Well, you acquire what are called “common law” trademark rights by properly using your trademark in connection with the advertising and sale of products or services. If you’re selling products, this means using your trademark on product packaging, point-of-purchase displays, tags affixed to the products, or on the products themselves. If you’re offering services, proper trademark use includes using your trademark on printed marketing materials, in radio and television commercials, and on websites and other Internet-based advertising. Your common law trademark rights will last for as long as you continue to offer your products or services under your trademark. Although the use of your trademark doesn’t have to be particularly substantial to acquire common law trademark rights, it does have to be a bona fide use and not just a token or one-time use.
Where Do I Have Common Law Rights?
Your common law trademark rights extend only to the geographic areas in which you’re actively marketing and selling your products or services. So, for instance, if you only serve customers located in the Los Angeles metropolitan area, then you’ll only own trademark rights in the Los Angeles metropolitan area. This generally means a competing business that only serves residents of New York would be permitted to use an identical trademark for the same products or services and it not be considered an infringement.
Are Common Law Rights Enough to Protect a Trademark?
The biggest drawback to only having common law trademark rights is that other individuals and businesses can adopt identical or confusingly similar trademarks in other areas of the United States and acquire their own common law rights. This can be especially problematic if you ever want to expand or franchise your business because you may be prohibited from selling your products or services in those parts of the country where others have obtained common law trademark rights. Securing a US trademark registration issued by the United States Patent and Trademark Office (USPTO) can help prevent this unfortunate situation from happening to you because it reserves the entire United States for your exclusive use (subject to anyone who might have acquired legitimate common law rights before you filed your trademark application).

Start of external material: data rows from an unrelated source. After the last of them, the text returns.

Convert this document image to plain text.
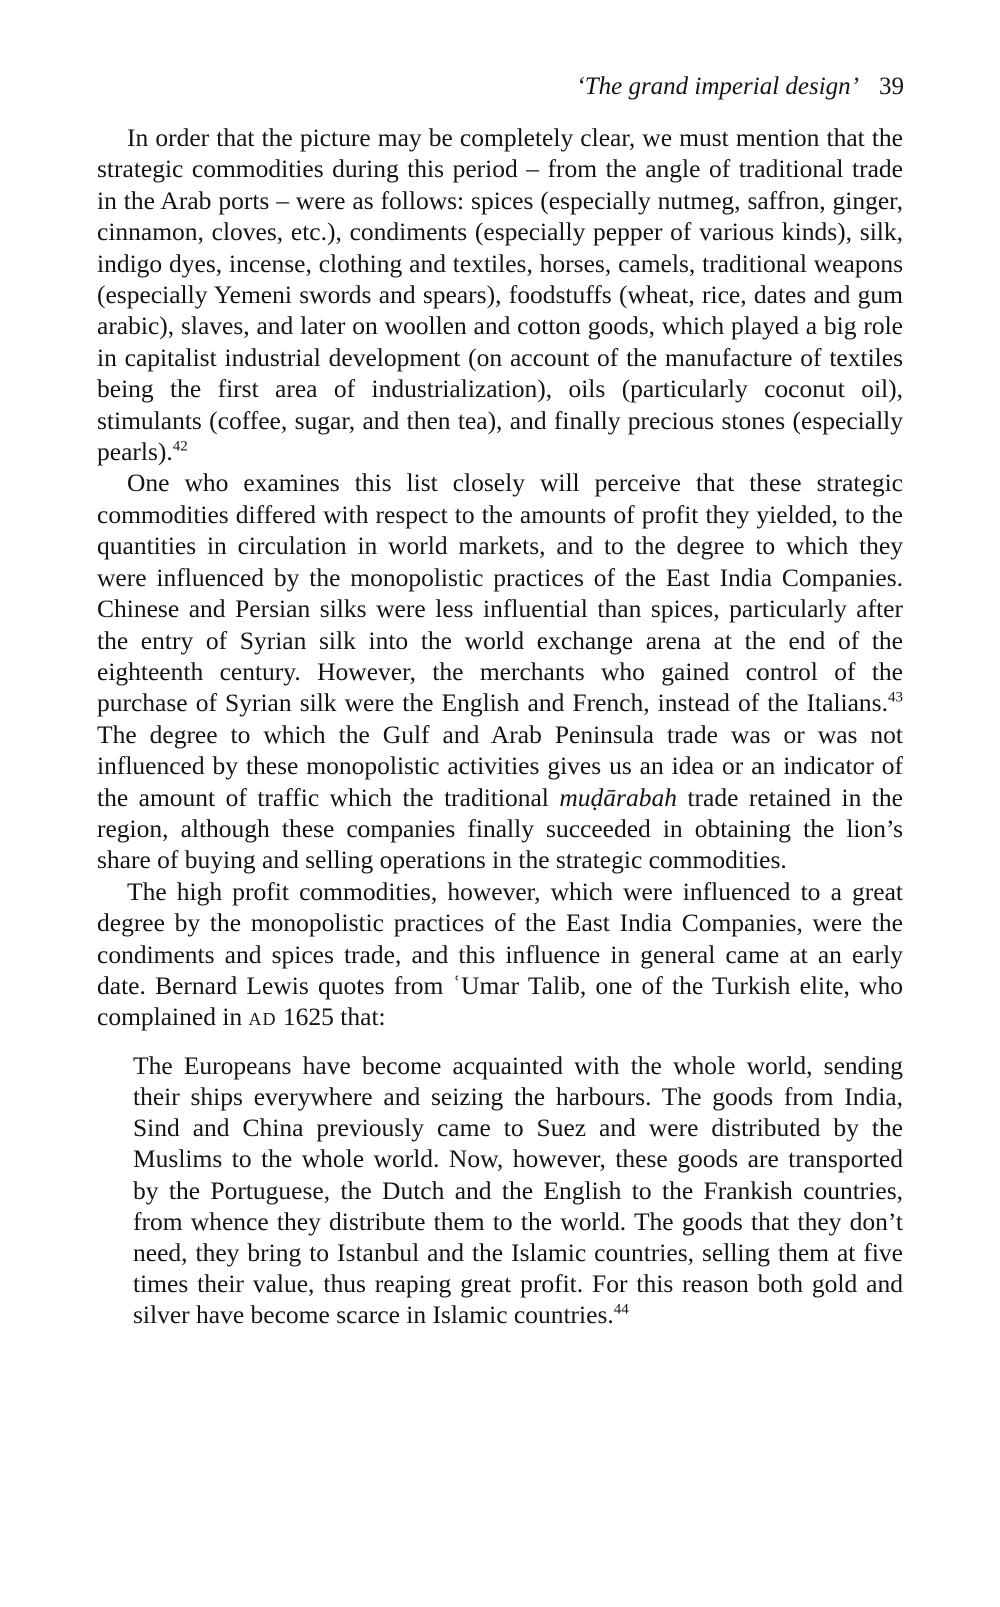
‘The grand imperial design’ 39

In order that the picture may be completely clear, we must mention that the strategic commodities during this period – from the angle of traditional trade in the Arab ports – were as follows: spices (especially nutmeg, saffron, ginger, cinnamon, cloves, etc.), condiments (especially pepper of various kinds), silk, indigo dyes, incense, clothing and textiles, horses, camels, traditional weapons (especially Yemeni swords and spears), foodstuffs (wheat, rice, dates and gum arabic), slaves, and later on woollen and cotton goods, which played a big role in capitalist industrial development (on account of the manufacture of textiles being the first area of industrialization), oils (particularly coconut oil), stimulants (coffee, sugar, and then tea), and finally precious stones (especially pearls).$^{42}$

One who examines this list closely will perceive that these strategic commodities differed with respect to the amounts of profit they yielded, to the quantities in circulation in world markets, and to the degree to which they were influenced by the monopolistic practices of the East India Companies. Chinese and Persian silks were less influential than spices, particularly after the entry of Syrian silk into the world exchange arena at the end of the eighteenth century. However, the merchants who gained control of the purchase of Syrian silk were the English and French, instead of the Italians.$^{43}$ The degree to which the Gulf and Arab Peninsula trade was or was not influenced by these monopolistic activities gives us an idea or an indicator of the amount of traffic which the traditional muḍārabah trade retained in the region, although these companies finally succeeded in obtaining the lion’s share of buying and selling operations in the strategic commodities.

The high profit commodities, however, which were influenced to a great degree by the monopolistic practices of the East India Companies, were the condiments and spices trade, and this influence in general came at an early date. Bernard Lewis quotes from ʿUmar Talib, one of the Turkish elite, who complained in AD 1625 that:

The Europeans have become acquainted with the whole world, sending their ships everywhere and seizing the harbours. The goods from India, Sind and China previously came to Suez and were distributed by the Muslims to the whole world. Now, however, these goods are transported by the Portuguese, the Dutch and the English to the Frankish countries, from whence they distribute them to the world. The goods that they don’t need, they bring to Istanbul and the Islamic countries, selling them at five times their value, thus reaping great profit. For this reason both gold and silver have become scarce in Islamic countries.$^{44}$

Can I Acquire Common Law Rights?
One very important thing to remember is that you can only protect a trademark and legally acquire common law trademark rights if another person or business doesn’t already own a federal trademark registration for an identical or confusingly similar trademark. If such a trademark registration exists, the use of your trademark would be in violation of the trademark owner’s federal rights and you risk being sued for trademark infringement. This is true regardless of whether the owner of the trademark registration is actually doing business in the same part of the U.S. as you are. This illustrates why it’s absolutely essential that you conduct a federal trademark search prior to adopting and using your trademark.